Iran’s Parchin site may top UN inspectors’ meeting agenda


Bloomberg:‎ A United Nations visit to Iran’s Parchin military complex may top the agenda of a two-day meeting between Iranian diplomats and UN nuclear inspectors.


By Jonathan Tirone

A United Nations visit to Iran’s Parchin military complex may top the agenda of a two-day meeting between Iranian diplomats and UN nuclear inspectors.

International Atomic Energy Agency officials will meet Iranian envoys at the nation’s embassy in Vienna, according to the IAEA’s public information office. Today’s meeting is the first between the two sides since Iran snubbed inspectors’ request to visit Parchin during a Feb. 21 visit to Tehran.

Iran and the IAEA began a high-level dialogue in an attempt to address suspicions that the country is pursuing nuclear- weapons capabilities. In a Nov. 8, 2011, report, the IAEA cited information provided by a member state and satellite-imagery analysis indicating Iran may have conducted high-explosive tests of components for an atomic weapon at Parchin, 18 miles (30 kilometers) southwest of Tehran.

Iran may be erasing evidence of nuclear-weapons work at the facility, according to the analysis by the Institute for Science and International Security. Commercial satellite imagery of the Parchin site taken on April 9, compared with a previous image obtained on March 4, shows unidentified items lined up outside a rectangular building and what appears to be water flowing out of the structure.

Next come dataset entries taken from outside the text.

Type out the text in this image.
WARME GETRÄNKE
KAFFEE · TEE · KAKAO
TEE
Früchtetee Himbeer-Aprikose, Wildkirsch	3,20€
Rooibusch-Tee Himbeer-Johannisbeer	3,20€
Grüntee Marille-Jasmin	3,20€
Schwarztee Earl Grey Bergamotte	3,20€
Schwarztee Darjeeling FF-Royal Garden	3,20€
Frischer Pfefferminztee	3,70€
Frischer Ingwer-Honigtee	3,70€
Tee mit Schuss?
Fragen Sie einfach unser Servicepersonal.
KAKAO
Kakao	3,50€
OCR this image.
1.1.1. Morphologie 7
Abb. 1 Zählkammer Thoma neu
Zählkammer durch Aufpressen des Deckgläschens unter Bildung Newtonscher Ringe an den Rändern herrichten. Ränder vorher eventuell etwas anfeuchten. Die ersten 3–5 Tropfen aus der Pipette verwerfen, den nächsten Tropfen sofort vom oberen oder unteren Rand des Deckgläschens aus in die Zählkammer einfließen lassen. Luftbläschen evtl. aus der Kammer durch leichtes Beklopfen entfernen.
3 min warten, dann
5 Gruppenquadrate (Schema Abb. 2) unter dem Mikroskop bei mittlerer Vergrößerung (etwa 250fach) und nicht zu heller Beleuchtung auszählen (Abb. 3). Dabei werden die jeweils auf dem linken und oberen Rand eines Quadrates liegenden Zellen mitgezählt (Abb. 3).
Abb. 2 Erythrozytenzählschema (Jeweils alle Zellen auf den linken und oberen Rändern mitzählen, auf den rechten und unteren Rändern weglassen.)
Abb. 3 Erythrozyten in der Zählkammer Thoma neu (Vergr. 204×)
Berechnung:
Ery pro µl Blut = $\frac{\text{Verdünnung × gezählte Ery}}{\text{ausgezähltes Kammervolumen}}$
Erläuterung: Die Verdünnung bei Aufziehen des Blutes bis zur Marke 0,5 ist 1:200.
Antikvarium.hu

Iran may be washing up inside the building or cleaning items outside because IAEA inspectors expressed an interest in visiting the site, Paul Brannan and David Albright, the Washington-based institute’s president, wrote in a study on its website that shows the satellite images.

The IAEA has pursued questions about Iran’s activities at Parchin for much of the past decade. Because it isn’t a declared nuclear facility, inspectors need special authorization to visit the base, which the IAEA report said may house a test-blast chamber built in 2000. Inspectors found nothing at the site during previous visits in 2004.

This week’s meeting in Vienna will be followed by a round of talks between Iranian diplomats and their counterparts from China, France, Germany, Russia, the U.K. and the U.S. on May 23.